As a sidenote, an answer to the ‘crops take too long to grow’ problem might be mutant plants. Mutant poppies are already growing everywhere… by the same token, perhaps anything you plant, forced to subsist on contaminated water and acid rain, might similarly mutate. Let the growth cycle start off unusually fast, and then allow it to be overclocked by certain fertilizers… possibly including some unsavory ones, made from tainted meat and other rotting organics. The faster the growth cycle, the more likely to mutate, and crops exposed to certain tainted substances are also more likely to come out bad. Mutant crops might come out just fine, or even better than fine… but they might also be blighted in unappetizing ways, rot on the vine, or be obviously tainted and poisonous (tainted veggy)… or even become plant monsters.

It’s possible that you might be able to find a nice sealed greenhouse somewhere which can quickly grow pure crops without exposing them to local conditions, but it’d be a pretty huge find, and would require power to keep the plants nice and warm throughout the harsh winters… not to mention that it’s a big fragile glass house, easily wrecked by the uncaring hordes.[/quote]

I like the mutant plants and greenhouse idea.

I agree there should be easier to get tilling tools, the fact that a hoe is so hard to find is really an accident, not intentional. Allowing the digging stick and shovel to do it would be fine by me, also a scrap hoe wouldn’t be a problem.

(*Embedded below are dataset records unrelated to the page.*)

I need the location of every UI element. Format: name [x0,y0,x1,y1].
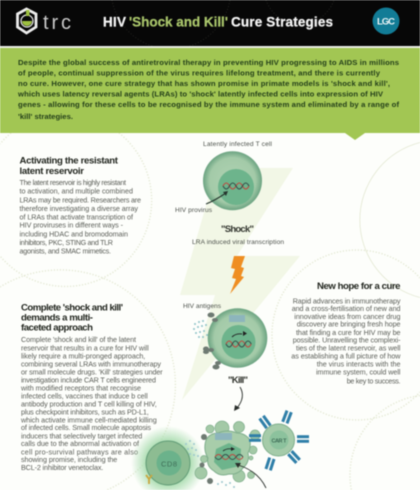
title: 'Shock and Kill' [129,14,228,30]
arrow: kill to dying cell [234,387,242,411]
background lightning bolt [180,168,300,400]
intro panel [0,48,420,140]
text block: complete shock and kill: antibody production and T cell killing of HIV, [21,400,157,409]
dotted background circles [0,133,420,490]
text block: complete shock and kill: or small molecule drugs. 'Kill' strategies under [21,368,163,377]
label: LRA induced viral transcription: LRA induced viral transcription [192,239,284,246]
intro panel: genes - allowing for these cells to be recognised by the immune system and eliminated by a range of [18,100,399,109]
icon: CD8 T cell [131,426,205,490]
text block: complete shock and kill: calls due to the abnormal activation of [21,439,139,448]
text block: complete shock and kill: BCL-2 inhibitor venetoclax. [21,463,103,472]
text block: activating the resistant latent reservoir: to activation, and multiple combined [20,187,133,196]
intro panel: which uses latency reversal agents (LRAs) to 'shock' latently infected cells into expression of HIV [17,90,384,99]
heading: Shock: "Shock" [221,224,254,235]
text block: activating the resistant latent reservoir: therefore investigating a diverse array [20,204,138,213]
intro panel: Despite the global success of antiretroviral therapy in preventing HIV progressing to AIDS in millions [18,58,399,67]
text block: new hope for a cure: Rapid advances in immunotherapy [293,296,401,305]
antigen spikes [203,312,221,370]
text block: new hope for a cure: possible. Unravelling the complexi- [293,336,401,345]
text block: activating the resistant latent reservoir: agonists, and SMAC mimetics. [20,246,111,255]
text block: activating the resistant latent reservoir: including HDAC and bromodomain [20,230,128,239]
text block: complete shock and kill: cell pro-survival pathways are also [21,448,138,457]
title: HIV [103,14,126,30]
intro panel: no cure. However, one cure strategy that has shown promise in primate models is 'shock and kill', [18,79,390,88]
icon: CAR T cell: CAR T [272,438,287,444]
text block: activating the resistant latent reservoir: inhibitors, PKC, STING and TLR [20,238,113,247]
text block: complete shock and kill: Complete 'shock and kill' of the latent [21,335,136,344]
text block: complete shock and kill: reservoir that results in a cure for HIV will [21,344,149,353]
text block: complete shock and kill [20,303,163,472]
text block: complete shock and kill: which activate immune cell-mediated killing [20,416,157,425]
intro panel: of people, continual suppression of the virus requires lifelong treatment, and there is currently [18,69,381,78]
icon: CD8 T cell: CD8 [161,460,177,468]
icon: cell expressing HIV antigens [193,308,267,370]
text block: activating the resistant latent reservoir: Activating the resistant [20,156,119,166]
text block: complete shock and kill: of infected cells. Small molecule apoptosis [21,423,151,432]
label: latently infected T cell: Latently infected T cell [203,141,273,148]
label: HIV antigens: HIV antigens [183,303,222,310]
text block: complete shock and kill: inducers that selectively target infected [21,431,142,440]
logo: LGC [372,8,400,34]
text block: complete shock and kill: likely require a multi-pronged approach, [21,352,145,361]
icon: orange lightning bolt [230,256,245,294]
text block: activating the resistant latent reservoir: HIV proviruses in different ways - [20,221,124,230]
icon: dying infected cell [185,421,266,488]
text block: new hope for a cure: immune system, could well [316,368,401,377]
title: Cure Strategies [231,14,333,30]
text block: new hope for a cure: be key to success. [347,376,400,385]
text block: new hope for a cure: innovative ideas from cancer drug [294,312,400,321]
text block: new hope for a cure: discovery are bringing fresh hope [297,320,400,329]
text block: activating the resistant latent reservoir: The latent reservoir is highly resistant [20,178,126,187]
intro panel: 'kill' strategies. [18,112,73,121]
text block: complete shock and kill: plus checkpoint inhibitors, such as PD-L1, [21,408,149,417]
text block: new hope for a cure: as establishing a full picture of how [291,352,401,361]
text block: new hope for a cure [291,281,401,385]
icon: CAR T cell [249,410,309,471]
text block: complete shock and kill: demands a multi- [21,313,93,324]
text block: complete shock and kill: showing promise, including the [21,455,117,464]
heading: Kill: "Kill" [228,375,248,386]
text block: new hope for a cure: ties of the latent reservoir, as well [296,344,401,353]
logo: trc [18,9,71,34]
text block: activating the resistant latent reservoir: latent reservoir [20,166,84,177]
text block: complete shock and kill: Complete 'shock and kill' [21,303,123,314]
text block: new hope for a cure: that finding a cure for HIV may be [296,328,400,337]
text block: complete shock and kill: faceted approach [21,323,93,334]
text block: complete shock and kill: infected cells, vaccines that induce b cell [21,392,148,401]
label: HIV provirus: HIV provirus [175,207,213,214]
logo: LGC: LGC [377,16,395,28]
text block: new hope for a cure: New hope for a cure [317,281,400,292]
text block: activating the resistant latent reservoir: LRAs may be required. Researchers are [20,195,141,204]
text block: complete shock and kill: combining several LRAs with immunotherapy [21,360,161,369]
text block: activating the resistant latent reservoir: of LRAs that activate transcription of [20,212,133,221]
icon: latently infected T cell [203,151,262,210]
text block: complete shock and kill: investigation include CAR T cells engineered [21,376,156,385]
logo: trc: trc [43,12,71,34]
text block: new hope for a cure: the virus interacts with the [317,360,400,369]
text block: complete shock and kill: with modified receptors that recognise [20,384,141,393]
title [103,14,333,30]
header band [0,0,420,49]
text block: new hope for a cure: and a cross-fertilisation of new and [292,304,400,313]
text block: activating the resistant latent reservoir [20,156,141,255]
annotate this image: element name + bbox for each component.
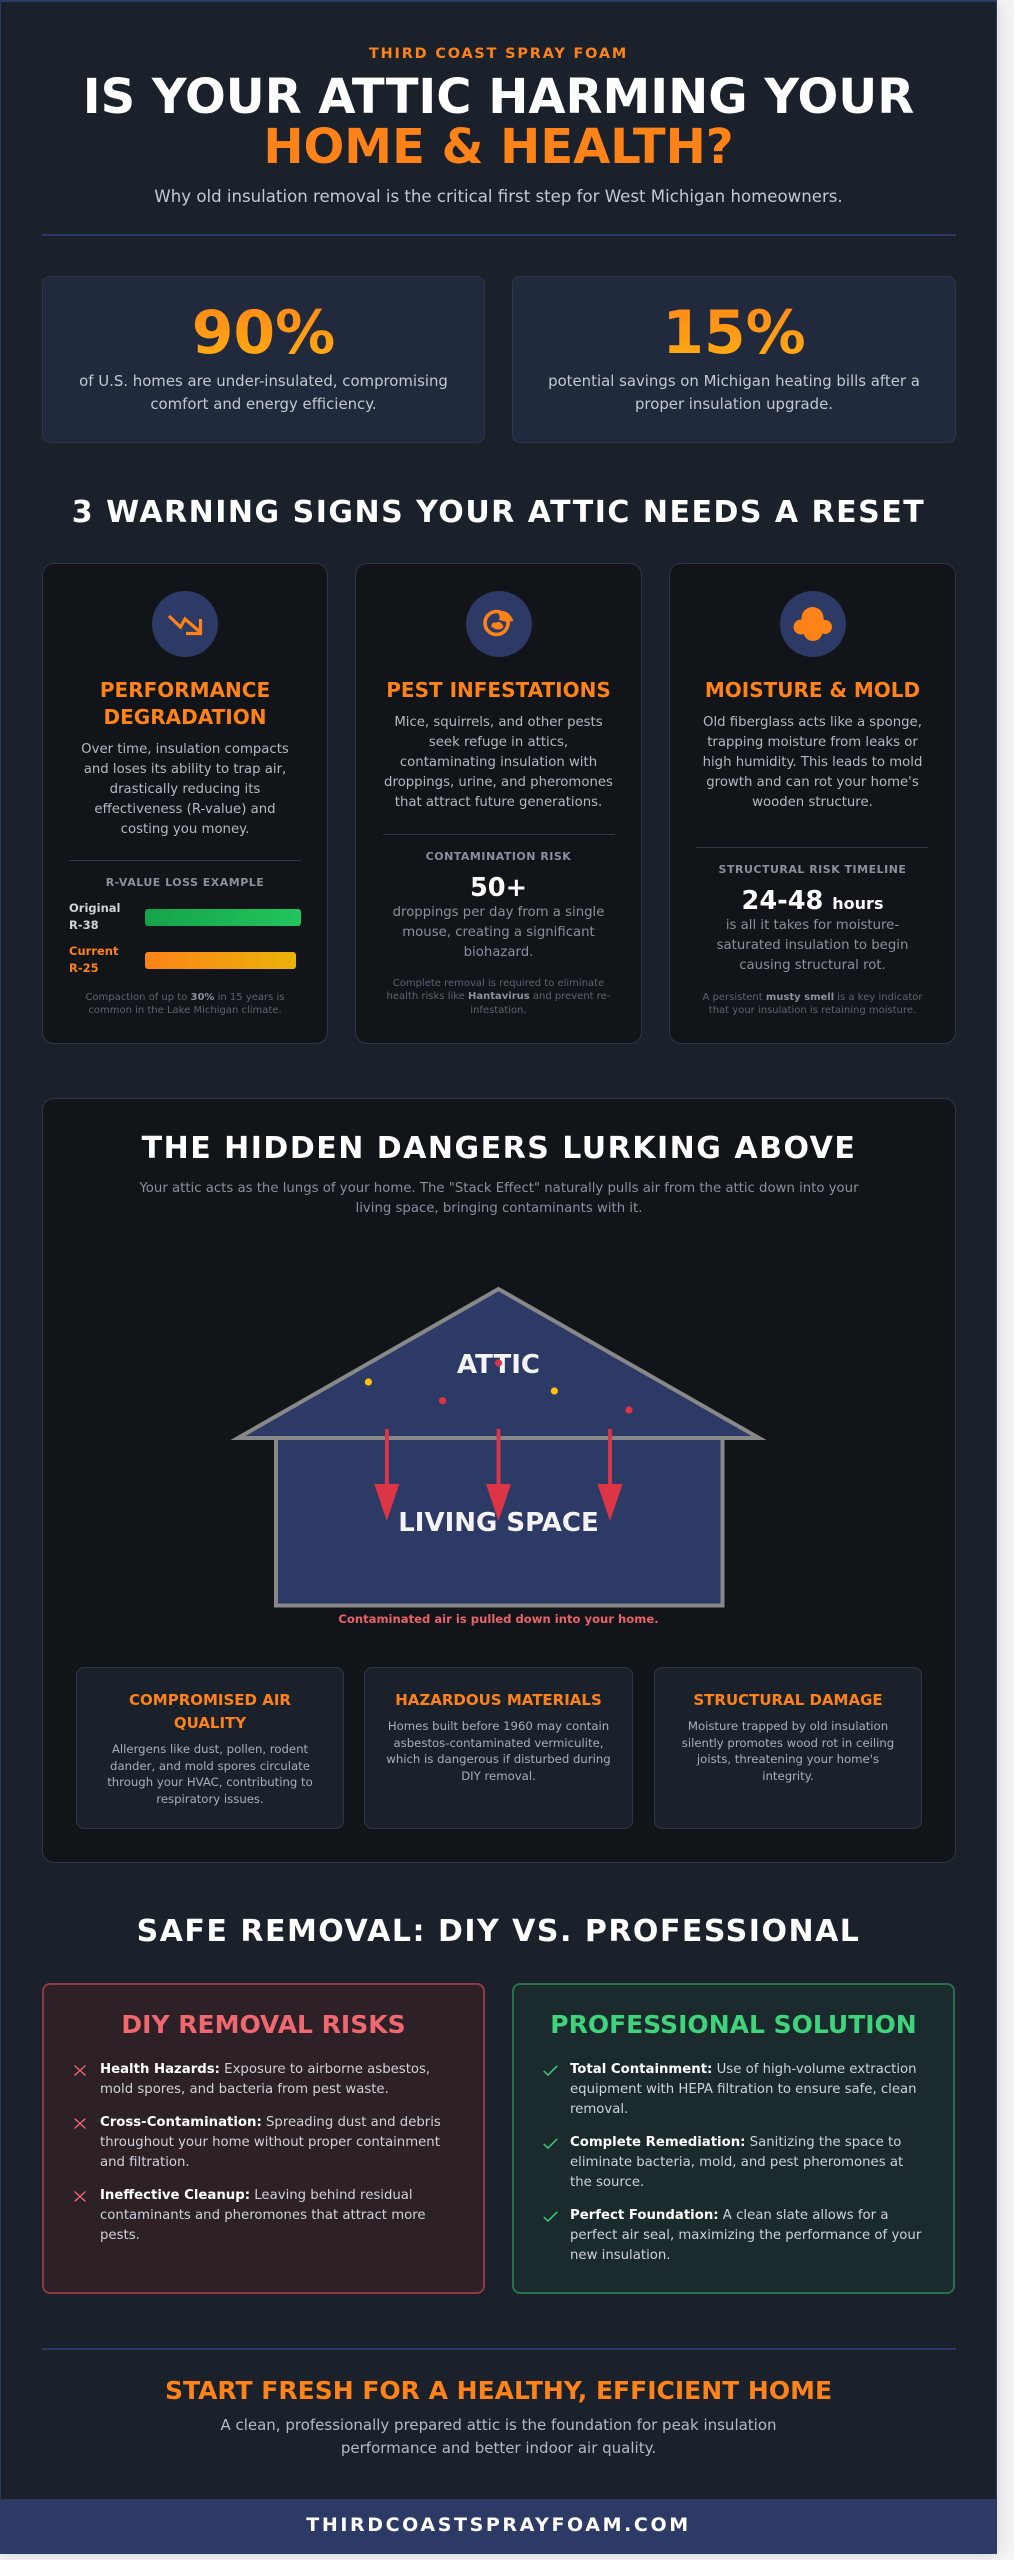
danger card: structural damage — [654, 1667, 922, 1829]
solution list — [543, 2062, 922, 2263]
section intro: living space, bringing contaminants with it. — [356, 1201, 642, 1216]
danger text — [386, 1719, 611, 1783]
risk: cross contamination: and filtration. — [100, 2155, 190, 2170]
danger text: dander, and mold spores circulate — [110, 1759, 310, 1773]
stat caption: causing structural rot. — [739, 958, 886, 973]
card text — [703, 715, 922, 810]
solution: total containment: equipment with HEPA filtration to ensure safe, clean — [570, 2082, 917, 2097]
solution: total containment — [570, 2062, 917, 2117]
call to action text: A clean, professionally prepared attic is the foundation for peak insulation — [220, 2416, 777, 2434]
card note: Complete removal is required to eliminate — [393, 978, 604, 989]
subtitle: Why old insulation removal is the critical first step for West Michigan homeowners. — [154, 187, 843, 206]
panel title: DIY REMOVAL RISKS — [121, 2010, 406, 2039]
section intro — [139, 1181, 859, 1216]
danger text: which is dangerous if disturbed during — [386, 1752, 611, 1766]
living space — [276, 1438, 722, 1606]
card note: health risks like Hantavirus and prevent re- — [387, 991, 610, 1002]
danger text — [682, 1719, 894, 1783]
card text: Mice, squirrels, and other pests — [394, 715, 603, 730]
icon: x — [74, 2118, 86, 2129]
risk: ineffective cleanup: contaminants and pheromones that attract more — [100, 2208, 426, 2223]
stat description: comfort and energy efficiency. — [150, 395, 377, 413]
stat description: of U.S. homes are under-insulated, compromising — [79, 372, 448, 390]
stat description: potential savings on Michigan heating bills after a — [548, 372, 920, 390]
card text: Over time, insulation compacts — [81, 742, 289, 757]
card title: PERFORMANCE — [100, 678, 270, 702]
card text: droppings, urine, and pheromones — [384, 775, 613, 790]
panel: DIY risks — [42, 1983, 485, 2294]
stat value: 50+ — [470, 873, 527, 903]
card title: PEST INFESTATIONS — [386, 678, 611, 702]
section intro: Your attic acts as the lungs of your home. The "Stack Effect" naturally pulls air from the attic down into your — [139, 1181, 859, 1196]
danger card: air quality — [76, 1667, 344, 1829]
label: current — [69, 944, 118, 975]
title: IS YOUR ATTIC HARMING YOUR — [83, 69, 914, 125]
call to action text — [0, 2414, 997, 2461]
icon: x — [74, 2065, 86, 2076]
card title: DEGRADATION — [104, 705, 266, 729]
risk: ineffective cleanup — [100, 2188, 426, 2243]
call to action text: performance and better indoor air quality. — [341, 2439, 656, 2457]
card text: contaminating insulation with — [400, 755, 597, 770]
card text: costing you money. — [121, 822, 249, 837]
living space label: LIVING SPACE — [398, 1508, 599, 1538]
roof attic — [238, 1289, 759, 1438]
icon: x — [74, 2191, 86, 2202]
arrow: center — [486, 1429, 511, 1521]
danger text: integrity. — [762, 1769, 814, 1783]
stat caption — [393, 905, 604, 960]
stat description: proper insulation upgrade. — [635, 395, 833, 413]
danger title: QUALITY — [174, 1714, 246, 1732]
icon: check — [543, 2211, 558, 2222]
arrow: left — [374, 1429, 399, 1521]
label: current: Current — [69, 944, 118, 958]
card text: effectiveness (R-value) and — [94, 802, 276, 817]
card text: and loses its ability to trap air, — [84, 762, 286, 777]
danger text: Moisture trapped by old insulation — [688, 1719, 888, 1733]
solution: perfect foundation: perfect air seal, maximizing the performance of your — [570, 2228, 921, 2243]
stat card: 15% — [512, 276, 956, 443]
solution: complete remediation: the source. — [570, 2175, 644, 2190]
stat caption: droppings per day from a single — [393, 905, 604, 920]
card text: high humidity. This leads to mold — [703, 755, 922, 770]
footer bar — [0, 2499, 997, 2554]
panel title: PROFESSIONAL SOLUTION — [550, 2010, 917, 2039]
label: original: R-38 — [69, 918, 99, 932]
contaminant particles — [365, 1359, 633, 1414]
card note: infestation. — [470, 1005, 527, 1016]
danger text: DIY removal. — [461, 1769, 536, 1783]
bar: original — [145, 909, 301, 926]
card title: MOISTURE & MOLD — [705, 678, 920, 702]
danger text: asbestos-contaminated vermiculite, — [394, 1736, 603, 1750]
icon: check — [543, 2138, 558, 2149]
risk: ineffective cleanup: Ineffective Cleanup: Leaving behind residual — [100, 2188, 413, 2203]
stat number: 90% — [192, 298, 335, 368]
card text: Old fiberglass acts like a sponge, — [703, 715, 922, 730]
heading: warning signs: 3 WARNING SIGNS YOUR ATTIC NEEDS A RESET — [72, 495, 925, 530]
panel: pest infestations — [355, 563, 642, 1044]
stat description — [79, 372, 448, 413]
card note — [702, 992, 922, 1016]
arrow: right — [598, 1429, 622, 1521]
icon: mold — [780, 591, 846, 657]
solution: perfect foundation: Perfect Foundation: A clean slate allows for a — [570, 2208, 888, 2223]
label: original — [69, 901, 120, 932]
risk: cross contamination — [100, 2115, 441, 2170]
card note — [387, 978, 610, 1016]
call to action heading: START FRESH FOR A HEALTHY, EFFICIENT HOME — [165, 2376, 832, 2405]
risk list — [74, 2062, 441, 2243]
card text: wooden structure. — [752, 795, 873, 810]
risk: health hazards — [100, 2062, 430, 2097]
card note: A persistent musty smell is a key indicator — [702, 992, 922, 1003]
solution: total containment: Total Containment: Use of high-volume extraction — [570, 2062, 917, 2077]
house diagram — [230, 1286, 766, 1626]
solution: perfect foundation: new insulation. — [570, 2248, 670, 2263]
panel: performance degradation — [42, 563, 328, 1044]
stat caption: saturated insulation to begin — [717, 938, 908, 953]
risk: cross contamination: Cross-Contamination: Spreading dust and debris — [100, 2115, 441, 2130]
card text — [81, 742, 289, 837]
danger text: Homes built before 1960 may contain — [388, 1719, 609, 1733]
panel: hidden dangers — [42, 1098, 956, 1863]
solution: complete remediation — [570, 2135, 903, 2190]
bar chart: r-value loss — [69, 901, 301, 975]
chart heading: R-VALUE LOSS EXAMPLE — [106, 876, 264, 889]
card title — [100, 678, 270, 729]
footer url: THIRDCOASTSPRAYFOAM.COM — [306, 2514, 691, 2536]
solution: perfect foundation — [570, 2208, 922, 2263]
icon: check — [543, 2065, 558, 2076]
stat description — [548, 372, 920, 413]
icon: trending down — [152, 591, 218, 657]
stat heading: CONTAMINATION RISK — [426, 850, 571, 863]
danger title: HAZARDOUS MATERIALS — [395, 1691, 602, 1709]
solution: complete remediation: Complete Remediation: Sanitizing the space to — [570, 2135, 901, 2150]
danger text: joists, threatening your home's — [697, 1752, 879, 1766]
danger text — [107, 1742, 313, 1806]
section heading: THE HIDDEN DANGERS LURKING ABOVE — [142, 1131, 856, 1166]
card note: common in the Lake Michigan climate. — [88, 1005, 282, 1016]
card note — [85, 992, 285, 1016]
icon: pest — [466, 591, 532, 657]
danger text: respiratory issues. — [156, 1792, 264, 1806]
panel: professional solution — [512, 1983, 955, 2294]
stat caption — [717, 918, 908, 973]
danger card: hazardous materials — [364, 1667, 633, 1829]
danger text: Allergens like dust, pollen, rodent — [112, 1742, 308, 1756]
title: HOME & HEALTH? — [263, 119, 734, 175]
stat heading: STRUCTURAL RISK TIMELINE — [719, 863, 906, 876]
solution: total containment: removal. — [570, 2102, 628, 2117]
stat caption: biohazard. — [464, 945, 533, 960]
stat value: 24-48 hours — [742, 886, 883, 916]
card text: growth and can rot your home's — [706, 775, 919, 790]
danger text: silently promotes wood rot in ceiling — [682, 1736, 894, 1750]
card note: Compaction of up to 30% in 15 years is — [85, 992, 285, 1003]
label: current: R-25 — [69, 961, 99, 975]
card text: seek refuge in attics, — [429, 735, 568, 750]
card note: that your insulation is retaining moisture. — [709, 1005, 916, 1016]
card text — [384, 715, 613, 810]
title — [83, 69, 914, 175]
eyebrow: brand name: THIRD COAST SPRAY FOAM — [369, 46, 628, 62]
stat caption: is all it takes for moisture- — [726, 918, 899, 933]
attic label: ATTIC — [457, 1350, 540, 1380]
risk: cross contamination: throughout your home without proper containment — [100, 2135, 440, 2150]
card text: that attract future generations. — [395, 795, 602, 810]
solution: complete remediation: eliminate bacteria, mold, and pest pheromones at — [570, 2155, 903, 2170]
risk: ineffective cleanup: pests. — [100, 2228, 140, 2243]
risk: health hazards: Health Hazards: Exposure to airborne asbestos, — [100, 2062, 430, 2077]
stat number: 15% — [662, 298, 806, 368]
card text: trapping moisture from leaks or — [707, 735, 918, 750]
heading: safe removal: SAFE REMOVAL: DIY VS. PROFESSIONAL — [137, 1914, 860, 1949]
diagram caption: Contaminated air is pulled down into your home. — [338, 1612, 659, 1626]
bar: current — [145, 952, 296, 969]
danger title — [129, 1691, 291, 1732]
danger title: STRUCTURAL DAMAGE — [693, 1691, 883, 1709]
stat caption: mouse, creating a significant — [402, 925, 595, 940]
card text: drastically reducing its — [110, 782, 260, 797]
stat card: 90% — [42, 276, 485, 443]
label: original: Original — [69, 901, 120, 915]
risk: health hazards: mold spores, and bacteria from pest waste. — [100, 2082, 389, 2097]
danger title: COMPROMISED AIR — [129, 1691, 291, 1709]
danger text: through your HVAC, contributing to — [107, 1775, 313, 1789]
panel: moisture and mold — [669, 563, 956, 1044]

Re: long-lived plants. I don’t see any reason to specifically accelerate growth, you can’t plant an orchard from scratch and expect to get anywhere with it, that’s entirely sensible. Otoh jump-starting it with saplings is a reasonable thing to do, and the payoff per-tree is pretty sizeable.
Also I fully expect pre-cataclysm orchards to be a thing in game, so it’d be a matter of finding one. Possibly an entire hobby farm, which would be the most OP location in the game :stuck_out_tongue:
Expect farms to ALWAYS be populated, one way or another…
It’s a great automatic balance, if a location is super-desireable, of course other survivors will want to take and hold those locations too, if nothng else. If they’re desirable by more than one faction, you might have one or the other.

Less desireable places on the other hand, have a decent chance of being unpopulated.

Yeah, I’d much rather simply provide reasons to keep longer games more interesting so people play them rather then making plants/other things happen more quickly.

No I mean like saplings that won’t die to the first acid rain or whatever, because just finding the damned things would be a challenge. No reason for anyone to go ‘lol they should die to acid rain since they are small’.

My saplings haven’t died from acid rain, and I get an average of one acid rain a day.

Just a few things I have found out.

You don’t need to go into forging to get a hoe, go to a farm. I get one most of the times, in the outer shed (usually has 2-6 zombies in it)

I don’t think any of us are sure how they grow, I think it will be proximity like everything else.

The mutant veg sounds good, perhaps genetic engineering if you have a high enough cooking skill and electronics.

It just needs fleshing out a bit before it can be used sustainably, you would need a huge amount of land to sustain your self, or have very short season lengths.